WASHINGTON BUREAU — Federal banking regulators plan to require large, international banking organizations to meet U.S. risk-based capital standards if those are higher than the Basel II RBC standards, or the Basel II RBC standards if those are higher than the U.S. standards.
The regulators will provide “limited flexibility” for insurance activities “that, in general, are not held by insured depository institutions, but may be held by depository institution holding companies or nonbank financial companies supervised by the Federal Reserve Board,” officials say in a final rule that is set to appear on in the Federal Register.
The “risk-based capital floor” rule would apply to the largest internationally active banking organizations.
The Basel Committee on Banking Supervision developed the Basel II RBC standards in an effort to strengthen RBC requirements for European banks.
It appears that the U.S. agencies’ new RBC requirements could apply to MetLife Inc., New York (NYSE:MET), a company that is organized as a bank holding company. The requirements also could affect bank holding companies that have insurance company subsidiaries.
The final rule was developed by the Federal Reserve Board, the Federal Deposit Insurance Corp. (FDIC), and the Office of the Comptroller of the Currency.
The agencies developed the rule to comply with Section 171 of the Dodd-Frank Wall Street Reform and Consumer Protection Act, which requires the agencies to join together to develop minimum RBC standards for “covered institutions” — the “depository institutions, depository institution holding companies, and nonbank financial companies supervised by the Federal Reserve.”
The agencies received a total of 16 comments on the version of the rule that they proposed.
“Groups representing large banking organizations generally argued against the proposed permanent floor,” agency officials say in the preamble to the proposed rule. “These commenters asserted that it would place large U.S. banking organizations at a disadvantage relative to their international competitors, increase their costs, and undermine the risk sensitivity of the advanced approaches capital rules.”

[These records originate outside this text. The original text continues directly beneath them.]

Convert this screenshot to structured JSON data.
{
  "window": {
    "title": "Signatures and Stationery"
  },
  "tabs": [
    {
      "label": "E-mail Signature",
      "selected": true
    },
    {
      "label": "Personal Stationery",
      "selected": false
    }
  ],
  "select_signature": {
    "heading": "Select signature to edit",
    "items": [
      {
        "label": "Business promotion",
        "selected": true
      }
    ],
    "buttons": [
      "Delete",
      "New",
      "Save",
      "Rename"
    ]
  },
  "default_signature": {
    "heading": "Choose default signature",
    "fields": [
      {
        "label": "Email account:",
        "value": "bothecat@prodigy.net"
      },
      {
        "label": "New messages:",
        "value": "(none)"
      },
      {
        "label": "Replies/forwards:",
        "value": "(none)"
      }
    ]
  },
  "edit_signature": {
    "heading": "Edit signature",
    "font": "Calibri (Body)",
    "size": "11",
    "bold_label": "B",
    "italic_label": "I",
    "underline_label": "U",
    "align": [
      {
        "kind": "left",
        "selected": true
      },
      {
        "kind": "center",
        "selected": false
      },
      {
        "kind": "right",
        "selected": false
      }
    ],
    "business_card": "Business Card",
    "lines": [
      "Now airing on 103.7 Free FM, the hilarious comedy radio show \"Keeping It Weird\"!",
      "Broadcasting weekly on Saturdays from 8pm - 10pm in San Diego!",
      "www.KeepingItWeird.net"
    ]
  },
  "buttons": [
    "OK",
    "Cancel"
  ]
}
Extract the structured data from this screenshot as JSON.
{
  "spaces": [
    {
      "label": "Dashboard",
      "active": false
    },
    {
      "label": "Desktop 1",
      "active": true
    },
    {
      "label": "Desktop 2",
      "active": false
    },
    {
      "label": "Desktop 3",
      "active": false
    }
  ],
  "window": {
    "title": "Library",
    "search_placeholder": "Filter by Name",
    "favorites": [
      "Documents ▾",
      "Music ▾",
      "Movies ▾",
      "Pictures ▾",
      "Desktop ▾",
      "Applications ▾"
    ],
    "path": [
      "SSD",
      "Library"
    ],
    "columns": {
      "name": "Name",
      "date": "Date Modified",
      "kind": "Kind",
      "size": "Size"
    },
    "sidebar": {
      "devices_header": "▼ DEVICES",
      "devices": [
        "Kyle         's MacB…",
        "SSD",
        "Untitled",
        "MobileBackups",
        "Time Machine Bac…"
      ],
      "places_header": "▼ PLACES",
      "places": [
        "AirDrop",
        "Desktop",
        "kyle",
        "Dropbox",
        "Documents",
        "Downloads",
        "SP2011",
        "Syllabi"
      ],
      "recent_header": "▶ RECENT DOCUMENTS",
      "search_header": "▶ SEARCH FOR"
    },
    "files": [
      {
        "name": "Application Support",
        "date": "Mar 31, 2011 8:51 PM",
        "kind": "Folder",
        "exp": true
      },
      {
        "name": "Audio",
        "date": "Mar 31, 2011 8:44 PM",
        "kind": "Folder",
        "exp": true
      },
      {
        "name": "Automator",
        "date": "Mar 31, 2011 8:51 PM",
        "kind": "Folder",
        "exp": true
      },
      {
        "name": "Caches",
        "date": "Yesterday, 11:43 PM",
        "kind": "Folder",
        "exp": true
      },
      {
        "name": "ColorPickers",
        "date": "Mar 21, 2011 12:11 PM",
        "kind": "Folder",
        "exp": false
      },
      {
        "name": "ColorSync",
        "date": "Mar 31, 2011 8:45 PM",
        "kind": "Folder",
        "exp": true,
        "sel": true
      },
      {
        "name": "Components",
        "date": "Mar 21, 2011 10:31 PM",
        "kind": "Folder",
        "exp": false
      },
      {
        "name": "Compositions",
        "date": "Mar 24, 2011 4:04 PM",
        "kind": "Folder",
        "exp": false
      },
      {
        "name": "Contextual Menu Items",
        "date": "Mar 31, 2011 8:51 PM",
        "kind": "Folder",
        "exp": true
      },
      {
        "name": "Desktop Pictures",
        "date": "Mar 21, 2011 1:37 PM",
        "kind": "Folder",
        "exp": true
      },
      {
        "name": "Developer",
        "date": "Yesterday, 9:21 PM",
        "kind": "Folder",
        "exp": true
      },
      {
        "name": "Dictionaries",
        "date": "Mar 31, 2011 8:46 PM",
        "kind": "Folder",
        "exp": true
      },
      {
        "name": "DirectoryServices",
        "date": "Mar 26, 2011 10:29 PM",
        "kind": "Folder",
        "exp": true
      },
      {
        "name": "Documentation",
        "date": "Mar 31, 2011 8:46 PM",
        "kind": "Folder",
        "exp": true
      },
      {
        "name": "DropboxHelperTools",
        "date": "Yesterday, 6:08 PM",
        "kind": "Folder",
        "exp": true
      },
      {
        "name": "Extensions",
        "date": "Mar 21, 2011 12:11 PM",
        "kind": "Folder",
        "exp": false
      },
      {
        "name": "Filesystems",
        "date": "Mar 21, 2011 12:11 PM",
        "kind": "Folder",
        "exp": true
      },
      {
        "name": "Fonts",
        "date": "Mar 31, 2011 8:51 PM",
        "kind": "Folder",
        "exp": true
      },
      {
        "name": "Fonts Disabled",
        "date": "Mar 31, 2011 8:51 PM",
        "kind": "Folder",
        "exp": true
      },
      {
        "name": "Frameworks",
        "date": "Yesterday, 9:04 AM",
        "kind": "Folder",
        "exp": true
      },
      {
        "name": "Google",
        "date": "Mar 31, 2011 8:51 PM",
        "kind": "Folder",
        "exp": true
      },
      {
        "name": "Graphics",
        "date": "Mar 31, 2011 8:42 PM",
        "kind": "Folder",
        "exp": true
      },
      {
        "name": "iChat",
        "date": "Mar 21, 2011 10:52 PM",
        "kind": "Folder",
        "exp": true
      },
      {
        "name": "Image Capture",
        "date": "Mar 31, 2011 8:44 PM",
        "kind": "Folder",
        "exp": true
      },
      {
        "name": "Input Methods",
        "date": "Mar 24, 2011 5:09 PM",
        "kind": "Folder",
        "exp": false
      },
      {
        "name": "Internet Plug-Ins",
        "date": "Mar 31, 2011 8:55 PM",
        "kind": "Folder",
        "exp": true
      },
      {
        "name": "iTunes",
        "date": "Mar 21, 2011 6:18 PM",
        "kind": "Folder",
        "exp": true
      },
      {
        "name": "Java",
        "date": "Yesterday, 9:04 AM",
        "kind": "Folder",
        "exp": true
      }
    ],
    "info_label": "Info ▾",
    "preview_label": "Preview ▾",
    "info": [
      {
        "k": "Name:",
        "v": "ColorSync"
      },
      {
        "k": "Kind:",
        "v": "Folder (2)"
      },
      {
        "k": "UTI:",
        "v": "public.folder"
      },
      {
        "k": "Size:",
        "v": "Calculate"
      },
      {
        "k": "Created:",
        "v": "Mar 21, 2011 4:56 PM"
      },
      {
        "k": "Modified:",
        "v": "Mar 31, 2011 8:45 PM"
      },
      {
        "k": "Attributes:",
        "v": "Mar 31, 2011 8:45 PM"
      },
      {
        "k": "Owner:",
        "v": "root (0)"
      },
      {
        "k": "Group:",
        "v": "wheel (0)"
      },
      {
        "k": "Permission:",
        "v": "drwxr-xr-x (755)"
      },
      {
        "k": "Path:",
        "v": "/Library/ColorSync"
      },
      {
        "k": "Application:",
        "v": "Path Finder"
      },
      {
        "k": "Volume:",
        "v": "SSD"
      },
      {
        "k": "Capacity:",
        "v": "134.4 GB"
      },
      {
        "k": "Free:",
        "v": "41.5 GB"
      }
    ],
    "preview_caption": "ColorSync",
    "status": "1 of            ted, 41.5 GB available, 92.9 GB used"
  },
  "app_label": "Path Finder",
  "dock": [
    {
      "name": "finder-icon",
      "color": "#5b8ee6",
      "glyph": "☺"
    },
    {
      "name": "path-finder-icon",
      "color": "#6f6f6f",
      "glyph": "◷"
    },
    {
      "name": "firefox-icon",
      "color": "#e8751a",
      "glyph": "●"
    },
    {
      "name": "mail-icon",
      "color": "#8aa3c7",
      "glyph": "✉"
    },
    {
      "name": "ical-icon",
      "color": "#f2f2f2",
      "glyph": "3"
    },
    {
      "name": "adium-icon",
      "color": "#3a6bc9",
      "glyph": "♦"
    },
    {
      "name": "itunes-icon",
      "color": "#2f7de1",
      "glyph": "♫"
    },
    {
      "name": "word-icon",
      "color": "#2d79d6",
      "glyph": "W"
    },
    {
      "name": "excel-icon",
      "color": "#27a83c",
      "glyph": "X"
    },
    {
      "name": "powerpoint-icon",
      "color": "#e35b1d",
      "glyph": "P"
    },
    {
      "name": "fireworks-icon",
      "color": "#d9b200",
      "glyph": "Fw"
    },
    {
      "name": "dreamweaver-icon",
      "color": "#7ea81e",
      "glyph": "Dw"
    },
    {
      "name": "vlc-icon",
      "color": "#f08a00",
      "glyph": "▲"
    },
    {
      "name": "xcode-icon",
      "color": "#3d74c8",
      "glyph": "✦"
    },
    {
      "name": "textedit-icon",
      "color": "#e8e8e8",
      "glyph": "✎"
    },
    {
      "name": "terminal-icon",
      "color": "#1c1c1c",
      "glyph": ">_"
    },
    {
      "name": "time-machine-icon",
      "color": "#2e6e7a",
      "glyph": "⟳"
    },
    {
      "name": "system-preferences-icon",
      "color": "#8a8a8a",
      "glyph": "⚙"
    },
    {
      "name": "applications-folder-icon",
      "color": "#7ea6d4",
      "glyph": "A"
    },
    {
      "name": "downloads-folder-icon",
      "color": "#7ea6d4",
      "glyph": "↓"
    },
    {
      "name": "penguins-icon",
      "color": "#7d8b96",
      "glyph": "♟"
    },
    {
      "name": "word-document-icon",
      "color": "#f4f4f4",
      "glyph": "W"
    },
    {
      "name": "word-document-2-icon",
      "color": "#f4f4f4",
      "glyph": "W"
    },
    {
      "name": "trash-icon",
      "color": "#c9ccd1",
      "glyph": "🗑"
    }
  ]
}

A group for community banks and a group that describes itself as an advocate of financial reform supported the proposal, officials say.
“Commenters representing insurance companies generally supported the proposed revisions to the general risk-based capital rules for selected nonbank assets, arguing that insurance companies have different risk profiles and their liabilities and assets are of different durations compared to banks,” officials say. “These commenters said it would not be appropriate to mechanically apply bank capital regulations to insurance companies.”